Unfortunately I don't find the justification that compelling :-) The only management problem specific to non-developers he talks about is "if you're not a hacker, you can't tell who the good hackers are".
First, there is an element of recursion there (how to you hire the great hacker that knows who good hackers are since you can't tell who a good hacker is?)
Second there is nothing special about software development. The same is also true of all skilled professions (how do you know who the good designer is if you have no aesthetic skills, etc.)
If hiring people is the only problem there are many simple solutions that good managers already know about (e.g. specialised head hunters, consulting in-house experts, auditions, etc.)
Graham's article is a good read - but to my eyes it's about hiring great hackers to code, not hiring great hackers to manage. He even discusses mechanisms for isolating them from end-users to get them productive. Hardly a feature for a manager!
The other time he talks about management:
This is an area where managers can make a difference. Like a parent saying to a child, I bet you can't clean up your whole room in ten minutes, a good manager can sometimes redefine a problem as a more interesting one.

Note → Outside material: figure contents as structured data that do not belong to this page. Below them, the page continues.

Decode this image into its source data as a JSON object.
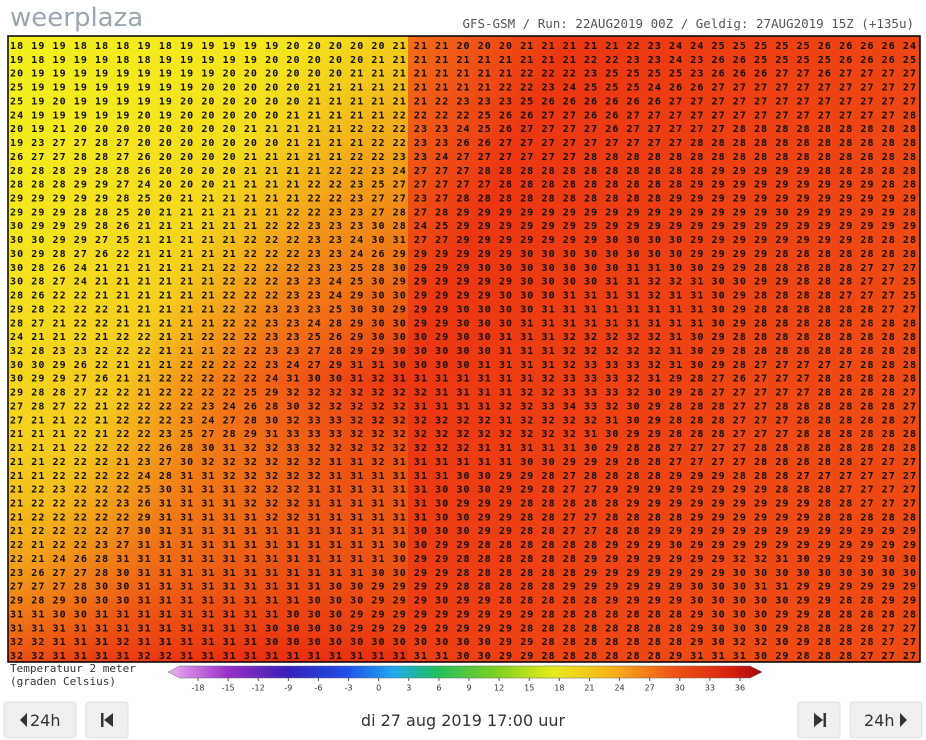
{
  "header": {
    "logo": "weerplaza",
    "run_info": "GFS-GSM  /  Run: 22AUG2019 00Z  /  Geldig: 27AUG2019 15Z  (+135u)"
  },
  "map": {
    "grid_rows": [
      "18 19 19 18 18 18 19 18 19 19 19 19 19 20 20 20 20 20 21 21 21 20 20 20 21 21 21 21 21 22 23 24 24 25 25 25 25 25 26 26 26 26 24",
      "19 18 19 19 19 18 18 19 19 19 19 19 20 20 20 20 20 21 21 21 21 21 21 21 21 21 21 22 22 23 23 24 23 26 26 25 25 25 25 26 26 26 25",
      "20 19 19 19 19 19 19 19 19 19 20 20 20 20 20 20 21 21 21 21 21 21 21 21 22 22 22 23 25 25 25 25 23 26 26 26 27 27 26 27 27 27 27",
      "25 19 19 19 19 19 19 19 19 20 20 20 20 20 21 21 21 21 21 21 21 21 21 22 22 23 24 25 25 25 24 26 26 27 27 27 27 27 27 27 27 27 27",
      "25 19 20 19 19 19 19 19 20 20 20 20 20 20 21 21 21 21 21 21 22 23 23 23 25 26 26 26 26 26 26 27 27 27 27 27 27 27 27 27 27 27 27",
      "24 19 19 19 19 19 20 19 20 20 20 20 20 21 21 21 21 21 22 22 22 22 25 26 26 27 27 26 26 27 27 27 27 27 27 27 27 27 27 27 27 27 28",
      "20 19 21 20 20 20 20 20 20 20 20 21 21 21 21 21 22 22 22 23 23 24 25 26 27 27 27 27 26 27 27 27 27 27 28 28 28 28 28 28 28 28 28",
      "19 23 27 27 28 27 20 20 20 20 20 20 20 21 21 21 21 22 22 23 23 26 26 27 27 27 27 27 27 27 27 27 28 28 28 28 28 28 28 28 28 28 28",
      "26 27 27 28 28 27 26 20 20 20 20 21 21 21 21 21 22 22 23 23 24 27 27 27 27 27 27 28 28 28 28 28 28 28 28 28 28 28 28 28 28 28 28",
      "28 28 28 29 28 28 26 20 20 20 20 21 21 21 21 22 22 23 24 27 27 27 28 28 28 28 28 28 28 28 28 28 28 29 29 29 29 29 28 28 28 28 28",
      "28 28 28 29 29 27 24 20 20 20 21 21 21 21 22 22 23 25 27 27 27 27 27 28 28 28 28 28 28 28 28 28 29 29 29 29 29 29 29 29 29 28 28",
      "29 29 29 29 29 28 25 20 21 21 21 21 21 21 22 22 23 27 27 23 27 28 28 28 28 28 28 28 28 28 28 29 29 29 29 29 29 29 29 29 29 29 29",
      "29 29 29 28 28 25 20 21 21 21 21 21 21 22 22 23 23 27 28 27 28 29 29 29 29 29 29 29 29 29 29 29 29 29 29 29 30 29 29 29 29 29 28",
      "30 29 29 29 28 26 21 21 21 21 21 21 22 22 23 23 23 30 28 24 25 29 29 29 29 29 29 29 29 29 29 29 29 29 29 29 29 29 29 29 29 29 29",
      "30 30 29 29 27 25 21 21 21 21 21 22 22 22 23 23 24 30 31 27 27 29 29 29 29 29 29 29 30 30 30 30 29 29 29 29 29 29 29 29 28 28 28",
      "30 29 28 27 26 22 21 21 21 21 21 22 22 22 23 23 24 26 29 29 29 29 29 29 30 30 30 30 30 30 30 30 29 29 29 29 28 28 28 28 28 28 28",
      "30 28 26 24 21 21 21 21 21 21 22 22 22 22 23 23 25 28 30 29 29 29 30 30 30 30 30 30 30 31 31 30 30 29 29 28 28 28 28 28 27 27 27",
      "30 28 27 24 21 21 21 21 21 21 22 22 22 23 23 24 25 30 29 29 29 29 29 29 30 30 30 30 31 31 32 32 31 30 30 29 29 28 28 28 27 27 25",
      "28 26 22 22 21 21 21 21 21 21 22 22 22 23 23 24 29 30 30 29 29 29 29 30 30 30 31 31 31 31 32 31 31 30 29 28 28 28 28 27 27 27 25",
      "29 28 22 22 22 21 21 21 21 21 22 22 23 23 23 25 30 30 29 29 29 30 30 30 30 31 31 31 31 31 31 31 31 30 29 28 28 28 28 28 28 27 27",
      "28 27 21 22 22 21 21 21 21 21 22 22 23 23 24 28 29 30 30 29 29 30 30 30 31 31 31 31 31 31 31 31 31 30 29 28 28 28 28 28 28 28 28",
      "24 21 21 22 21 22 22 21 21 22 22 22 23 23 25 26 29 30 30 30 29 30 30 31 31 31 32 32 32 32 32 31 30 29 28 28 28 28 28 28 28 28 28",
      "32 28 23 23 22 22 22 21 21 21 22 22 23 23 27 28 29 29 30 30 30 30 30 31 31 31 32 32 32 32 32 31 30 29 28 28 28 28 28 28 28 28 28",
      "30 30 29 26 22 21 21 21 22 22 22 22 23 24 27 29 31 31 30 30 30 30 31 31 31 31 32 33 33 33 32 31 30 29 28 27 27 27 27 27 28 28 28",
      "30 29 29 27 26 21 21 22 22 22 22 22 24 31 30 30 31 32 31 31 31 31 31 31 31 32 33 33 33 32 31 29 28 27 26 27 27 27 28 28 28 28 28",
      "29 28 28 27 22 22 21 22 22 22 22 25 29 32 32 32 32 32 32 32 31 31 31 31 32 32 33 33 33 32 30 29 28 27 27 27 27 27 28 28 28 28 27",
      "27 28 27 22 21 22 22 22 22 23 24 26 28 30 32 32 32 32 32 31 31 31 31 32 32 33 34 33 32 30 29 28 28 28 27 27 28 28 28 28 28 28 27",
      "27 21 21 22 21 22 22 22 23 24 27 28 30 32 33 33 32 32 32 32 32 32 32 31 32 32 32 32 31 30 29 28 28 28 27 27 27 28 28 28 28 28 27",
      "21 21 21 22 21 22 22 23 25 27 28 29 31 33 33 33 32 32 32 32 32 32 32 32 32 32 32 31 30 29 29 28 28 28 27 27 27 28 28 28 28 28 28",
      "21 21 21 22 22 22 22 26 28 30 31 32 32 33 32 32 32 32 32 32 32 32 31 31 31 31 31 30 29 28 28 27 27 27 27 28 28 28 28 28 28 28 28",
      "21 21 22 22 22 21 23 27 30 32 32 32 32 32 32 31 31 32 31 31 31 31 31 31 30 30 29 29 29 28 28 27 27 27 27 28 28 28 28 28 27 27 27",
      "21 21 22 22 22 22 24 28 31 31 32 32 32 32 32 31 31 31 31 31 31 30 30 29 29 28 27 28 28 28 28 29 29 29 28 28 28 27 27 27 27 27 27",
      "21 22 23 22 22 22 25 30 31 31 31 32 32 32 31 31 31 31 31 31 30 30 30 29 29 28 27 27 29 29 29 29 29 29 29 29 28 28 28 27 27 27 27",
      "21 22 22 22 22 23 26 31 31 31 31 32 32 32 31 31 31 31 31 31 30 29 29 29 28 28 28 28 28 29 29 29 29 29 29 29 29 29 28 28 27 27 27",
      "21 22 22 22 22 22 29 31 31 31 31 31 32 32 31 31 31 31 31 31 30 30 29 29 28 28 27 27 28 28 28 28 29 29 29 29 29 29 28 28 28 28 28",
      "21 22 22 22 22 27 30 31 31 31 31 31 31 31 31 31 31 31 31 30 30 30 29 29 28 28 27 27 28 28 29 29 29 29 29 29 29 29 29 29 29 29 29",
      "22 21 22 22 23 27 31 31 31 31 31 31 31 31 31 31 31 31 30 30 29 29 28 28 28 28 28 28 29 29 29 30 29 29 29 29 29 29 29 29 29 29 29",
      "22 21 24 26 28 31 31 31 31 31 31 31 31 31 31 31 31 31 30 29 29 28 28 28 28 28 28 29 29 29 29 29 29 29 32 32 31 30 29 29 29 30 30",
      "23 26 27 27 28 30 31 31 31 31 31 31 31 31 31 31 31 30 30 29 29 28 28 28 28 28 28 29 29 29 29 29 29 29 30 30 30 30 30 30 30 30 30",
      "27 27 27 28 30 30 31 31 31 31 31 31 31 31 31 30 30 29 29 29 29 28 28 28 28 28 29 29 29 29 29 29 30 30 30 31 31 29 29 29 29 29 29",
      "29 28 29 30 30 30 31 31 31 31 31 31 31 31 30 30 30 29 29 29 30 29 29 28 28 28 28 28 29 29 29 29 30 30 30 30 30 29 29 28 28 29 29",
      "31 31 30 30 31 31 31 31 31 31 31 31 31 30 30 30 29 29 29 29 29 29 29 29 29 28 28 28 28 28 28 28 29 30 30 30 29 29 28 28 28 28 28",
      "31 31 31 31 31 31 31 31 31 31 31 31 30 30 30 30 29 29 29 29 29 29 29 29 28 28 28 28 28 28 28 28 29 30 30 30 29 28 28 28 28 27 27",
      "32 32 31 31 31 32 31 31 31 31 31 31 30 30 30 30 30 30 30 30 30 30 30 29 29 28 28 28 28 28 28 28 29 30 32 32 30 29 28 28 28 27 27",
      "32 32 31 31 31 31 32 32 31 31 31 31 31 31 31 31 31 31 31 31 31 30 30 29 29 28 28 28 28 28 28 29 31 31 31 30 29 28 28 28 27 27 27"
    ]
  },
  "legend": {
    "title": "Temperatuur 2 meter",
    "subtitle": "(graden Celsius)",
    "ticks": [
      -18,
      -15,
      -12,
      -9,
      -6,
      -3,
      0,
      3,
      6,
      9,
      12,
      15,
      18,
      21,
      24,
      27,
      30,
      33,
      36
    ]
  },
  "nav": {
    "prev_24h": "24h",
    "date": "di 27 aug 2019 17:00 uur",
    "next_24h": "24h"
  }
}
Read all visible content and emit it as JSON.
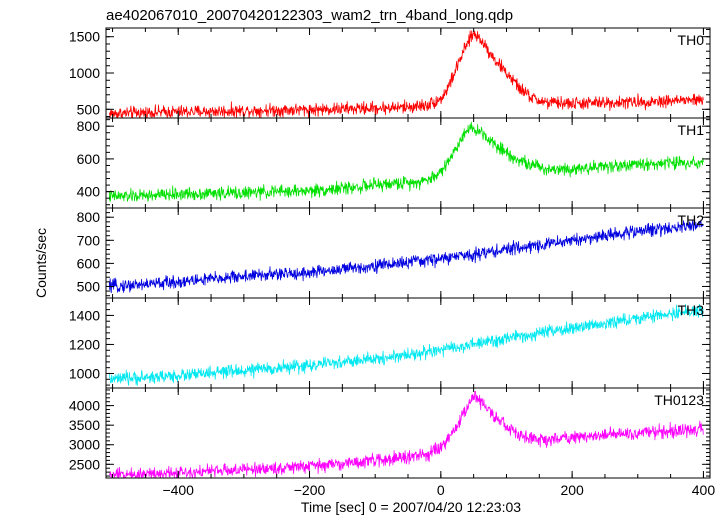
{
  "chart_data": {
    "type": "line",
    "title": "ae402067010_20070420122303_wam2_trn_4band_long.qdp",
    "xlabel": "Time [sec] 0 = 2007/04/20 12:23:03",
    "ylabel": "Counts/sec",
    "xlim": [
      -510,
      410
    ],
    "x_ticks": [
      -400,
      -200,
      0,
      200,
      400
    ],
    "x_tick_labels": [
      "−400",
      "−200",
      "0",
      "200",
      "400"
    ],
    "grid": false,
    "legend": "none",
    "panels": [
      {
        "name": "TH0",
        "color": "#ff0000",
        "ylim": [
          380,
          1620
        ],
        "y_ticks": [
          500,
          1000,
          1500
        ],
        "y_tick_labels": [
          "500",
          "1000",
          "1500"
        ],
        "x": [
          -500,
          -450,
          -400,
          -350,
          -300,
          -250,
          -200,
          -150,
          -100,
          -50,
          -20,
          0,
          10,
          20,
          30,
          40,
          50,
          60,
          70,
          80,
          100,
          120,
          140,
          160,
          200,
          250,
          300,
          350,
          400
        ],
        "y": [
          440,
          455,
          465,
          470,
          480,
          490,
          495,
          505,
          515,
          530,
          560,
          640,
          780,
          980,
          1200,
          1400,
          1550,
          1470,
          1350,
          1210,
          1000,
          790,
          650,
          590,
          580,
          590,
          600,
          620,
          630
        ]
      },
      {
        "name": "TH1",
        "color": "#00e000",
        "ylim": [
          300,
          850
        ],
        "y_ticks": [
          400,
          600,
          800
        ],
        "y_tick_labels": [
          "400",
          "600",
          "800"
        ],
        "x": [
          -500,
          -450,
          -400,
          -350,
          -300,
          -250,
          -200,
          -150,
          -100,
          -50,
          -20,
          0,
          20,
          40,
          60,
          80,
          100,
          120,
          140,
          160,
          200,
          250,
          300,
          350,
          400
        ],
        "y": [
          370,
          375,
          385,
          390,
          392,
          400,
          405,
          420,
          440,
          455,
          470,
          520,
          640,
          790,
          770,
          700,
          640,
          590,
          560,
          540,
          540,
          555,
          565,
          575,
          580
        ]
      },
      {
        "name": "TH2",
        "color": "#0000e0",
        "ylim": [
          450,
          840
        ],
        "y_ticks": [
          500,
          600,
          700,
          800
        ],
        "y_tick_labels": [
          "500",
          "600",
          "700",
          "800"
        ],
        "x": [
          -500,
          -400,
          -300,
          -200,
          -100,
          0,
          100,
          200,
          300,
          400
        ],
        "y": [
          500,
          520,
          545,
          560,
          590,
          620,
          660,
          700,
          740,
          770
        ]
      },
      {
        "name": "TH3",
        "color": "#00e8f0",
        "ylim": [
          900,
          1520
        ],
        "y_ticks": [
          1000,
          1200,
          1400
        ],
        "y_tick_labels": [
          "1000",
          "1200",
          "1400"
        ],
        "x": [
          -500,
          -400,
          -300,
          -200,
          -100,
          0,
          100,
          200,
          300,
          400
        ],
        "y": [
          960,
          985,
          1020,
          1055,
          1100,
          1160,
          1240,
          1310,
          1380,
          1440
        ]
      },
      {
        "name": "TH0123",
        "color": "#ff00ff",
        "ylim": [
          2150,
          4450
        ],
        "y_ticks": [
          2500,
          3000,
          3500,
          4000
        ],
        "y_tick_labels": [
          "2500",
          "3000",
          "3500",
          "4000"
        ],
        "x": [
          -500,
          -450,
          -400,
          -350,
          -300,
          -250,
          -200,
          -150,
          -100,
          -50,
          -20,
          0,
          20,
          40,
          50,
          60,
          80,
          100,
          120,
          140,
          160,
          200,
          250,
          300,
          350,
          400
        ],
        "y": [
          2230,
          2260,
          2300,
          2330,
          2360,
          2400,
          2450,
          2520,
          2600,
          2680,
          2760,
          2900,
          3350,
          3950,
          4280,
          4120,
          3750,
          3450,
          3250,
          3150,
          3120,
          3200,
          3250,
          3300,
          3350,
          3400
        ]
      }
    ]
  }
}
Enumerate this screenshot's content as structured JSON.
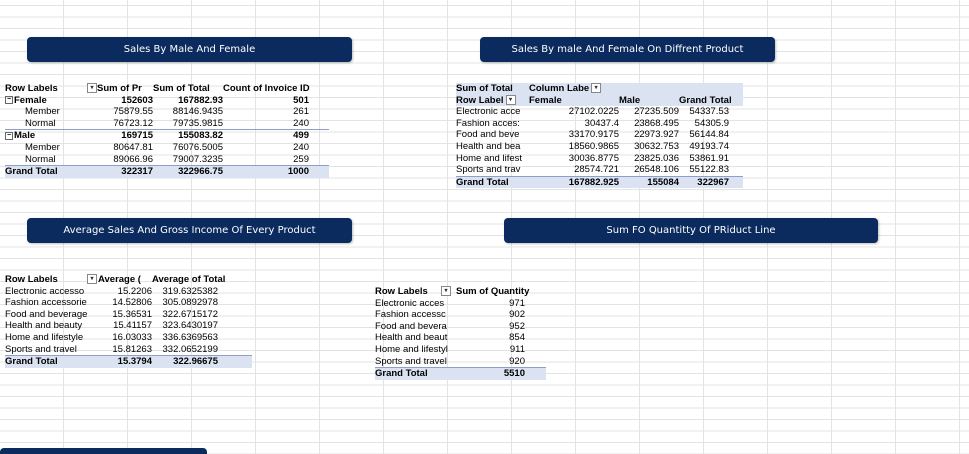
{
  "banners": {
    "b1": "Sales By Male And Female",
    "b2": "Sales By male And Female On Diffrent Product",
    "b3": "Average Sales And Gross Income Of Every Product",
    "b4": "Sum FO Quantitty Of PRiduct Line"
  },
  "pt1": {
    "headers": [
      "Row Labels",
      "Sum of Pr",
      "Sum of Total",
      "Count of Invoice ID"
    ],
    "rows": [
      {
        "label": "Female",
        "a": "152603",
        "b": "167882.93",
        "c": "501",
        "group": true
      },
      {
        "label": "Member",
        "a": "75879.55",
        "b": "88146.9435",
        "c": "261"
      },
      {
        "label": "Normal",
        "a": "76723.12",
        "b": "79735.9815",
        "c": "240"
      },
      {
        "label": "Male",
        "a": "169715",
        "b": "155083.82",
        "c": "499",
        "group": true
      },
      {
        "label": "Member",
        "a": "80647.81",
        "b": "76076.5005",
        "c": "240"
      },
      {
        "label": "Normal",
        "a": "89066.96",
        "b": "79007.3235",
        "c": "259"
      }
    ],
    "total": {
      "label": "Grand Total",
      "a": "322317",
      "b": "322966.75",
      "c": "1000"
    }
  },
  "pt2": {
    "head1": [
      "Sum of Total",
      "Column Labe"
    ],
    "head2": [
      "Row Label",
      "Female",
      "Male",
      "Grand Total"
    ],
    "rows": [
      {
        "label": "Electronic acce",
        "f": "27102.0225",
        "m": "27235.509",
        "t": "54337.53"
      },
      {
        "label": "Fashion acces:",
        "f": "30437.4",
        "m": "23868.495",
        "t": "54305.9"
      },
      {
        "label": "Food and beve",
        "f": "33170.9175",
        "m": "22973.927",
        "t": "56144.84"
      },
      {
        "label": "Health and bea",
        "f": "18560.9865",
        "m": "30632.753",
        "t": "49193.74"
      },
      {
        "label": "Home and lifest",
        "f": "30036.8775",
        "m": "23825.036",
        "t": "53861.91"
      },
      {
        "label": "Sports and trav",
        "f": "28574.721",
        "m": "26548.106",
        "t": "55122.83"
      }
    ],
    "total": {
      "label": "Grand Total",
      "f": "167882.925",
      "m": "155084",
      "t": "322967"
    }
  },
  "pt3": {
    "headers": [
      "Row Labels",
      "Average (",
      "Average of Total"
    ],
    "rows": [
      {
        "label": "Electronic accesso",
        "a": "15.2206",
        "b": "319.6325382"
      },
      {
        "label": "Fashion accessorie",
        "a": "14.52806",
        "b": "305.0892978"
      },
      {
        "label": "Food and beverage",
        "a": "15.36531",
        "b": "322.6715172"
      },
      {
        "label": "Health and beauty",
        "a": "15.41157",
        "b": "323.6430197"
      },
      {
        "label": "Home and lifestyle",
        "a": "16.03033",
        "b": "336.6369563"
      },
      {
        "label": "Sports and travel",
        "a": "15.81263",
        "b": "332.0652199"
      }
    ],
    "total": {
      "label": "Grand Total",
      "a": "15.3794",
      "b": "322.96675"
    }
  },
  "pt4": {
    "headers": [
      "Row Labels",
      "Sum of Quantity"
    ],
    "rows": [
      {
        "label": "Electronic acces",
        "q": "971"
      },
      {
        "label": "Fashion accessc",
        "q": "902"
      },
      {
        "label": "Food and bevera",
        "q": "952"
      },
      {
        "label": "Health and beaut",
        "q": "854"
      },
      {
        "label": "Home and lifestyl",
        "q": "911"
      },
      {
        "label": "Sports and travel",
        "q": "920"
      }
    ],
    "total": {
      "label": "Grand Total",
      "q": "5510"
    }
  }
}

Steve Jobs seems to be particularly good at this, in part simply by having high standards.
he's talking about Steve Jobs - a non-developer.
So I come back to the question - what exactly is your manager role's responsibilities, and why do you think that a non-developer won't be able to do them?
(I'm not trying to say that a developer would necessarily be bad for the role. Good managers with a techie background do exist. I'm just saying that, for a management role, I'd be more interested in good management skills rather than good software development skills. Better a good manager with no developer experience than an average manager with developer experience. Good managers can learn what the need to know.)